Other typical hot spots are the dining room table, the kitchen counter (by the phone), the chair in the master suite, the coffee table in the living room, and the passenger seat or back seat of the car. If hot spots are left unattended, they can turn into bad piles. When the hot spot is needed (so you can eat, when unexpected company is at the door, or if someone needs to ride with you), these hot spots are temporarily cleared, and the indecisions are bagged or stashed out of sight. That’s how our closets, cupboards, and drawers get constipated.
These stashed bags of uncertainty turn into archives, and in time, those archives can grow to haunt us and cost us money! Fibber McGee’s garage can easily turn into Fibber McGee’s storage unit at around $100 a month.
Simple Solutions
So what can we do? Never fear—I have a cure! Take the 15 minute challenge! Set a timer for 15 minutes and focus on one bad pile. Remember: 15 minutes will reduce a bad pile by three inches! In a year’s time, just 15 minutes a day will eliminate over 91 feet of junk from your home.

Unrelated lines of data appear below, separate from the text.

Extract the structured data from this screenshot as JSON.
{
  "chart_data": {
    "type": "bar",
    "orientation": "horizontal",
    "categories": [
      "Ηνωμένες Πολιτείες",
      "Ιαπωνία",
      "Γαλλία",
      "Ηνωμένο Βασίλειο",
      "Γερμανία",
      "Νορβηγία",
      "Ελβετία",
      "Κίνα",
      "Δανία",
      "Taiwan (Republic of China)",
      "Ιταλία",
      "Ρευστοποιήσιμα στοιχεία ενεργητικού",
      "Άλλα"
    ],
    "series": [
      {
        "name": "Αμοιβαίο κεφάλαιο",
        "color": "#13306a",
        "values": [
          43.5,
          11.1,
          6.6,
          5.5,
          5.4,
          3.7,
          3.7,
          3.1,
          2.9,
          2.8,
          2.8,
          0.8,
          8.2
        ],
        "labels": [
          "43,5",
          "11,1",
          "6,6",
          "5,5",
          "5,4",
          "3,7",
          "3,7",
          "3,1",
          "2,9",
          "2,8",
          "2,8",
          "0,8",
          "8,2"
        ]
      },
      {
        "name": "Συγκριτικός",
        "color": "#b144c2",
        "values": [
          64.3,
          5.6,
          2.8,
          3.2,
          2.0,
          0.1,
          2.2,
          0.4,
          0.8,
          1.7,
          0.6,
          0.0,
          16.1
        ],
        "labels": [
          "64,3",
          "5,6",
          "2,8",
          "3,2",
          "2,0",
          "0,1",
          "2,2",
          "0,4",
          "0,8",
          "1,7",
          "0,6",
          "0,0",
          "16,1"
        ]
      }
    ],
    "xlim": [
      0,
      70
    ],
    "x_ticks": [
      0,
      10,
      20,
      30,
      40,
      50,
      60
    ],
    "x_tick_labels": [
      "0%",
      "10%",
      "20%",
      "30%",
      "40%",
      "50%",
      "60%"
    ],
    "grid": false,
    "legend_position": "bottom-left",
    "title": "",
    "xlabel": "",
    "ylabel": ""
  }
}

When working on a bad pile, we should give ourselves only two options: either put away (file) or throw away.
When we spend 15 minutes cleaning out a closet, we can give ourselves four options: give away/sell, throw away, store in a proper storage area, or put back in the closet.
Finally, we can make a commitment that discourages us from creating new piles: When we buy something new, we can choose to get rid of something old.
One of the best tools I know of for un-cluttering your home is a 45-minute self-help DVD, the Slob Sisters’ De-junking Video. The step-by-step tutorial shows exactly how to get rid of the clutter in your home and how to set up a storage area. The DVD is not available in stores, but it is available on the Slob Sisters’ website: www.shesintouch.com. (The DVD is $19.95 plus postage and handling.)
Why Bother?
Maybe your piles don’t bother you that much. Why bother dealing with them now? Think about your kids. If you don’t deal with your clutter, you will leave them with a house full of indecisions and make them decide. Not a very pleasant legacy—not to mention that their final throw-out decisions may be very different than you would make! Treasures you would like left to your grandchildren may end up at the Salvation Army or D.I. Pictures and important documentation of your life may end up in the garbage. Other people simply won’t know what is important to you unless you tell them by organizing it yourself.
The best day to start curing piles is today. Believe me, the relief and comfort I’ve found in these simple solutions beats all the alternatives!